Here’s the brutal honesty: the Accords were designed for government-to-government diplomacy, not for mass public support. They were insulated from popular sentiment by design. When millions of Arabs were mourning Palestinian deaths on social media, their governments were still signing trade agreements with Israel. That contradiction didn’t collapse the agreements, but it exposed their fragility.

Why It Matters In 2026

The Abraham Accords matter because they represent a fundamental realignment of Middle Eastern geopolitics. For the first time in decades, Arab states are pursuing their national strategic interests independent of the Palestinian cause. That’s a seismic shift.

 The Iran Factor

Originally, the Accords were framed around countering Iranian influence. Israel and the Gulf states shared a common adversary. But that strategic alignment has cracked. Israel pursued a maximalist military approach against Iran and its allies, while Gulf states sought stability and normalised ties with Tehran. These divergent paths suggest the original glue holding the Accords together may be weakening.

The Palestinian Question Remains Unresolved

The Accords sidestepped rather than solved the Palestinian problem. Palestinian statehood remains a distant prospect. Israeli settlements in the West Bank have actually expanded since 2020. The Oslo Accords framework for Israeli-Palestinian peace, signed in 1993, has been dormant since 2014. Nothing fundamental has changed for Palestinians except that they’ve lost Arab diplomatic support.

The Trump Administration’s Expansion Plans

President Trump has made expanding the Accords a priority of his second term. His administration is pursuing Saudi Arabia, Syria (after the toppling of Bashar al-Assad in December 2024), Lebanon, and potentially Azerbaijan. Whether these attempts succeed depends on whether the conditions that favoured the original signings still exist—or whether the Gaza war and Palestinian suffering have permanently altered the political calculus.

Public Opinion Remains Deeply Divided

Arab street sentiment toward the Accords has soured significantly since 2020. What initially seemed like visionary leadership now feels to many like a betrayal. Emirati officials and diplomats have faced criticism at home. For future expansion to succeed, governments will need either to find ways to build public consent or to accept that their normalisation with Israel will remain unpopular domestically.

 A New Middle East Taking Shape

The Abraham Accords didn’t create peace in the Middle East; no fighting has stopped because of them. None of the signatories was at war with Israel in the first place. What they did was formalise a shift that had been happening quietly for years: Arab states prioritising their national interests over pan-Arab solidarity.

That’s not necessarily bad for regional stability. Trade, tourism, technology partnerships, and security cooperation can build relationships that reduce misunderstandings and create mutual interests in avoiding conflict. The UAE and Israel have developed genuine ties that go beyond diplomatic documents.

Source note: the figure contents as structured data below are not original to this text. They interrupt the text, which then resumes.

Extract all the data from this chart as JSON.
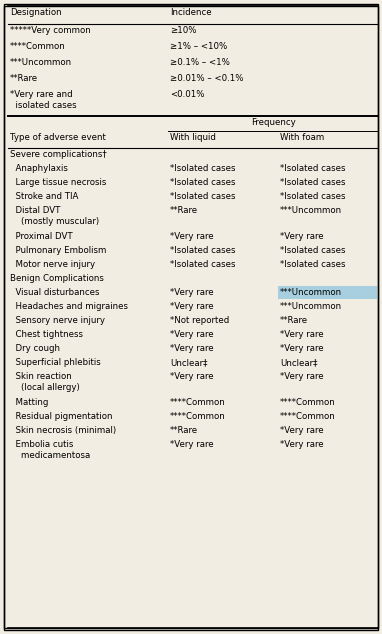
{
  "bg_color": "#f2ede3",
  "border_color": "#000000",
  "header_section": {
    "col1_header": "Designation",
    "col2_header": "Incidence",
    "rows": [
      [
        "*****Very common",
        "≥10%"
      ],
      [
        "****Common",
        "≥1% – <10%"
      ],
      [
        "***Uncommon",
        "≥0.1% – <1%"
      ],
      [
        "**Rare",
        "≥0.01% – <0.1%"
      ],
      [
        "*Very rare and\n  isolated cases",
        "<0.01%"
      ]
    ]
  },
  "frequency_label": "Frequency",
  "main_section": {
    "col1_header": "Type of adverse event",
    "col2_header": "With liquid",
    "col3_header": "With foam",
    "rows": [
      [
        "Severe complications†",
        "",
        ""
      ],
      [
        "  Anaphylaxis",
        "*Isolated cases",
        "*Isolated cases"
      ],
      [
        "  Large tissue necrosis",
        "*Isolated cases",
        "*Isolated cases"
      ],
      [
        "  Stroke and TIA",
        "*Isolated cases",
        "*Isolated cases"
      ],
      [
        "  Distal DVT\n    (mostly muscular)",
        "**Rare",
        "***Uncommon"
      ],
      [
        "  Proximal DVT",
        "*Very rare",
        "*Very rare"
      ],
      [
        "  Pulmonary Embolism",
        "*Isolated cases",
        "*Isolated cases"
      ],
      [
        "  Motor nerve injury",
        "*Isolated cases",
        "*Isolated cases"
      ],
      [
        "Benign Complications",
        "",
        ""
      ],
      [
        "  Visual disturbances",
        "*Very rare",
        "***Uncommon"
      ],
      [
        "  Headaches and migraines",
        "*Very rare",
        "***Uncommon"
      ],
      [
        "  Sensory nerve injury",
        "*Not reported",
        "**Rare"
      ],
      [
        "  Chest tightness",
        "*Very rare",
        "*Very rare"
      ],
      [
        "  Dry cough",
        "*Very rare",
        "*Very rare"
      ],
      [
        "  Superficial phlebitis",
        "Unclear‡",
        "Unclear‡"
      ],
      [
        "  Skin reaction\n    (local allergy)",
        "*Very rare",
        "*Very rare"
      ],
      [
        "  Matting",
        "****Common",
        "****Common"
      ],
      [
        "  Residual pigmentation",
        "****Common",
        "****Common"
      ],
      [
        "  Skin necrosis (minimal)",
        "**Rare",
        "*Very rare"
      ],
      [
        "  Embolia cutis\n    medicamentosa",
        "*Very rare",
        "*Very rare"
      ]
    ]
  },
  "highlight_cell": {
    "row": 9,
    "col": 2,
    "color": "#a8cfe0"
  }
}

But it’s also incomplete. A region that hosts over 400 million people can’t achieve sustainable peace if a significant portion of the population feels abandoned by their governments. Palestinians watching from Gaza or the West Bank, seeing Arab governments normalise with Israel while their own situation deteriorates, feel that abandonment viscerally.

 Can the Accords Expand?

The big question hanging over 2026 is whether the Accords can expand beyond their current membership. Saudi Arabia is the prize everyone wants but can’t get. The kingdom’s crown prince has made clear that public opinion and Palestinian statehood remain obstacles he can’t overcome, at least not in the immediate term.

Syria’s government transition under new leadership has opened a door to potential discussions, but Syria faces massive domestic reconstruction needs. Lebanon remains consumed by economic crisis and political paralysis.

The real test may come if the Gaza conflict resolves and humanitarian conditions improve. That might reset the political calculations for countries like Saudi Arabia. Conversely, if Palestinian suffering continues and Israeli annexation plans proceed, the Accords may struggle to attract new members.